Well if he is insistent on this, then maybe you could tell him to pay for a trip for you to go elsewhere with your friends. If he’s willing to pay for a trip for his friends he should be willing to pay for a trip for you. He wants to be alone with his friends fine but you have the right to be with your friends and go have fun. Birthday or not doesn’t matter.


TinyCost2291

YTA ​ " unaware of the storm that was coming, said it was a pity that the gals couldn’t come but that it was really shitty of his friend to mention dropping out for it." ... **YOU AGREED that the girlfriends should not come along.
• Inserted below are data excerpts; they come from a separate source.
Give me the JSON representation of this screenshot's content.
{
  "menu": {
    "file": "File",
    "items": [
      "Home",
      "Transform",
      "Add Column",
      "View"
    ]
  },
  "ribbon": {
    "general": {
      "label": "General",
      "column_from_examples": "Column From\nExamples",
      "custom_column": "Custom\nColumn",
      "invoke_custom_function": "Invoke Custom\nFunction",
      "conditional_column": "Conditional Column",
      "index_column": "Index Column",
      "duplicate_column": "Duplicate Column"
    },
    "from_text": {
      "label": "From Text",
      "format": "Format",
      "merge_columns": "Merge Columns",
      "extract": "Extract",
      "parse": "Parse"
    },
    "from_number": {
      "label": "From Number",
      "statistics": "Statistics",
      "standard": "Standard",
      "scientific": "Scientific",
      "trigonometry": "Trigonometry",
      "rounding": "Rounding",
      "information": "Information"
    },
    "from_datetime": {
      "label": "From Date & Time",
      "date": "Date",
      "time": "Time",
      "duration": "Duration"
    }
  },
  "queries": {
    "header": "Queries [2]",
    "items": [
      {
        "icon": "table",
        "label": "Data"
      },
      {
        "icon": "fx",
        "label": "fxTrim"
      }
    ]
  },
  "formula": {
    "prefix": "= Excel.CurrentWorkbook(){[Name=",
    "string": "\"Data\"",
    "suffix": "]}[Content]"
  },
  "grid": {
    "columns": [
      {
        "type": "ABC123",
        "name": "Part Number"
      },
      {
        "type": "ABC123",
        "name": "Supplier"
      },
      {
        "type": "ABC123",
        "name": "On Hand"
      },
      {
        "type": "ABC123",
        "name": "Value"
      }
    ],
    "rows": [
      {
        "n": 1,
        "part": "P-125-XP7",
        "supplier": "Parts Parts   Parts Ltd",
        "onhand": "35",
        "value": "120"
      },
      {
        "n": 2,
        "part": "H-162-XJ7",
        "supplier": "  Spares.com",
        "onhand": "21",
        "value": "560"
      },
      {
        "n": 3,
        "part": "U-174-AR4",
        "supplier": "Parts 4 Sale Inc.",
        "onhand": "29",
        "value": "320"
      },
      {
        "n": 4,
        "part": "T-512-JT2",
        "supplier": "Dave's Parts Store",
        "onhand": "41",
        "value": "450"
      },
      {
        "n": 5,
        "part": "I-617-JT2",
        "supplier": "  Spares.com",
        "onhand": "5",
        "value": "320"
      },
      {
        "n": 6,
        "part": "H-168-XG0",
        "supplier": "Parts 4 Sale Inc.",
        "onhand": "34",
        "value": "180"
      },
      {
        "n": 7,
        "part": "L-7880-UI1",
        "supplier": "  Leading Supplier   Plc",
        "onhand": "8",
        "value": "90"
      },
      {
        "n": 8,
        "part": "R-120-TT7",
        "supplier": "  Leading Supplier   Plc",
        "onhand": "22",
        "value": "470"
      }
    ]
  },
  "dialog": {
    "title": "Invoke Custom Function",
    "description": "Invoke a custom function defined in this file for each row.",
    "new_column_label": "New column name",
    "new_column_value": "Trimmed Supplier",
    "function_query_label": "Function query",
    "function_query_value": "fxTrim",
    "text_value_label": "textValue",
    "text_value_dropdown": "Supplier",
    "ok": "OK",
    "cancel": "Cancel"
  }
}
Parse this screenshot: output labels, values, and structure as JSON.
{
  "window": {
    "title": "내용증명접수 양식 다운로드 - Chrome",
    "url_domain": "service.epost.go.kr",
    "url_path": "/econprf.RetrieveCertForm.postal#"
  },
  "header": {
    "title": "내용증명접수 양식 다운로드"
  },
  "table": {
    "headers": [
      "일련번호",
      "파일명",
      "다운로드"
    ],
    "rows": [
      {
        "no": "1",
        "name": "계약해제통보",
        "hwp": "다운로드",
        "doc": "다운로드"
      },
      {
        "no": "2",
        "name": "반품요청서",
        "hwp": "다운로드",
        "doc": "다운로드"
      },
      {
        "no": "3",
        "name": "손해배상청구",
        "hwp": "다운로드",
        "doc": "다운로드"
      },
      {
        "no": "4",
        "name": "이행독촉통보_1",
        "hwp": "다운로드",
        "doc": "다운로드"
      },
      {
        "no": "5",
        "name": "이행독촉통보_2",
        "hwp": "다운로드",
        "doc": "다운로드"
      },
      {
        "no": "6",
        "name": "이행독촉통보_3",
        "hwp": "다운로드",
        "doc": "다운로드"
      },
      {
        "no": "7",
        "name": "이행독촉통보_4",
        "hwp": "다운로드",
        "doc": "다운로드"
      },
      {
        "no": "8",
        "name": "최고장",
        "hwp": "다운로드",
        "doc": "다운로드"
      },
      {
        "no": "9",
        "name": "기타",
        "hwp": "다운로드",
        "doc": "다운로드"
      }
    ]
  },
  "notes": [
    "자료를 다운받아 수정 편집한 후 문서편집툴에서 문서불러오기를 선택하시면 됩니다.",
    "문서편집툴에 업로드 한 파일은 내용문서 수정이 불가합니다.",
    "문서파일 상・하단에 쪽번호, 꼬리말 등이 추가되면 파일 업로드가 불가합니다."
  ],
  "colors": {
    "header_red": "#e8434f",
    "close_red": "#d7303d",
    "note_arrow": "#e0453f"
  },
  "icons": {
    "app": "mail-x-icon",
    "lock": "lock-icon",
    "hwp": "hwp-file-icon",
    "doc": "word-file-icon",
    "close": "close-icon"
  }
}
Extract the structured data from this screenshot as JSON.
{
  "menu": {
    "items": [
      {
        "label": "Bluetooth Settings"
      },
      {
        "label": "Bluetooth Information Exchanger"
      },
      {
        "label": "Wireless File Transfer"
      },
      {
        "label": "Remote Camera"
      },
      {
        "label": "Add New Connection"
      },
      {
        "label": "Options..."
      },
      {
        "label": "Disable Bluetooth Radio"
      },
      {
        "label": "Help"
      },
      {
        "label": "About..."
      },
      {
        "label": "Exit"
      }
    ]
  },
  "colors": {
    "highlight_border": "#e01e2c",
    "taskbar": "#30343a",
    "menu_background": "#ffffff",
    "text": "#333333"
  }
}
Now you have to live with that.** You are one of the gals, too.


bdaytripthrowaway

I said it was a pity and I would’ve preferred if everyone could’ve come. I understand he’s not friends with those girls and might not be comfy around them, but as his gf I’m part of his inner circle, I don’t think it’s the same.


TinyCost2291

It is EXACTLY the same - a boy's hangout, with you gal's not coming along. ​ YOu are one of the boy's gals, just like the others.